И когда результатом слушаний в Конгрессе стало ощущение единства индустрии, еще один шаг показал, что индустрия интерактивных развлечений выросла достаточно, чтобы к ней стоило относиться серьезно. У индустрии никогда не было выставки, которую бы она считала своей, вместо этого она лишь занимала большую часть CES, проводившейся два раза в год. На самом деле, пока компании, создававшие видео- и компьютерные игры, в конце восьмидесятых и начале девяностых неуклонно занимали все более и более большую площадь выставки, их все еще воспринимали как нечто чуждое и странное. На одной такой выставке в Лас-Вегасе, где всем традиционным производителям не хватило места в конференц-центре Hilton, игровой индустрии выделили отдельные временные павильоны. Павильоны представляли из себя большие тенты, которые при случае могли защитить от непогоды.
«CES стала слишком популярной. Их здорово поддерживала индустрия видеоигр, а тут нас сдвинули куда-то с глаз подальше. Я помню, как сидел и думал в Лас-Вегасе, что нас сейчас вместе с этим тентом сдует», — вспоминает Линкольн.
Следствием такого небрежного отношения со стороны CES стало понимание, что игровая индустрия должна распрощаться с CES. На этом месте должна была быть создана выставка, которая будет посвящена исключительно интерактивным развлечениям.

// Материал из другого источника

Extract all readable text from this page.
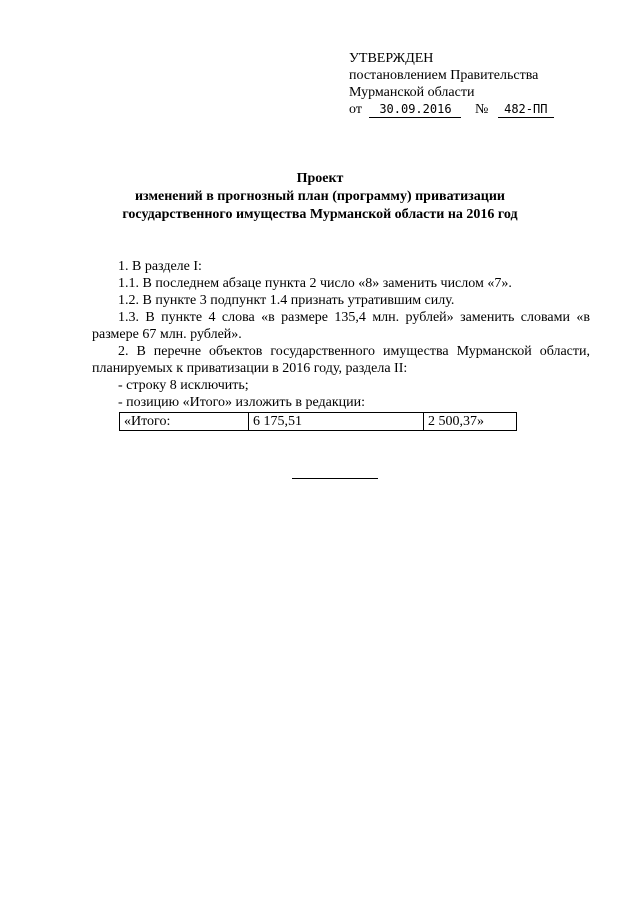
УТВЕРЖДЕН
постановлением Правительства
Мурманской области
от 30.09.2016 № 482-ПП
Проект
изменений в прогнозный план (программу) приватизации
государственного имущества Мурманской области на 2016 год

1. В разделе I:

1.1. В последнем абзаце пункта 2 число «8» заменить числом «7».

1.2. В пункте 3 подпункт 1.4 признать утратившим силу.

1.3. В пункте 4 слова «в размере 135,4 млн. рублей» заменить словами «в размере 67 млн. рублей».

2. В перечне объектов государственного имущества Мурманской области, планируемых к приватизации в 2016 году, раздела II:

- строку 8 исключить;

- позицию «Итого» изложить в редакции:

«Итого:	6 175,51	2 500,37»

Таким образом родилась концепция Electronic Entertainment Expo, или просто ЕЗ, которая ежегодно начала проводиться с 1995 года в Los Angeles Convention Center.
Однако, прежде чем ЕЗ стала официальным шоу всей индустрии, возникла проблема сплоченности вокруг шоу — безусловно, всеохватного. Требовались уверенность в концепции ЕЗ и согласие уйти с CES.
Пэт Фэррел, бывший тогда президентом компании Infotainment World, которая была известна своим журналом GamePro, начал работать над тем, чтобы ЕЗ была интересна лидерам индустрии. «Sega стала одной из первых, кто сказал „Мы поддержим вас“», — рассказывал он.
Неудивительно, что дорога к созданию ЕЗ пролегала через политику и борьбу. Согласно Фэррелу, Nintendo хотела остаться в CES, и голосование по этому вопросу показало, что Nintendo и Microsoft оказались в меньшинстве.
И хотя ЕЗ могла обойтись и без крупных игроков, выставка могла пройти никем не замеченной. Фэррела не особо беспокоила мысль, что ЕЗ выступает против CES, поскольку он получил большую поддержку в своем начинании. По словам Фэррела, Sega сказала ему: «Давай устроим выставку, к черту всех остальных».
Что, собственно, Фэррел и сделал — и набрал некоторое количество доступных дат и мест для проведения выставки. В конце концов он остановил свой выбор на Лос-Анджелесе, поскольку примерно в то же время CES проводила свою выставку в Филадельфии.
Фэррел хорошо помнит дату 10 октября 1994 года, когда ЕЗ стала реальностью. Ему позвонил Гари Шапиро, президент Ассоциации производителей потребительской электроники (СЕМА), которая являлась организатором всех выставок CES. Что любопытно, он поднял трубку, чтобы услышать своего конкурента в игре с высокими ставками.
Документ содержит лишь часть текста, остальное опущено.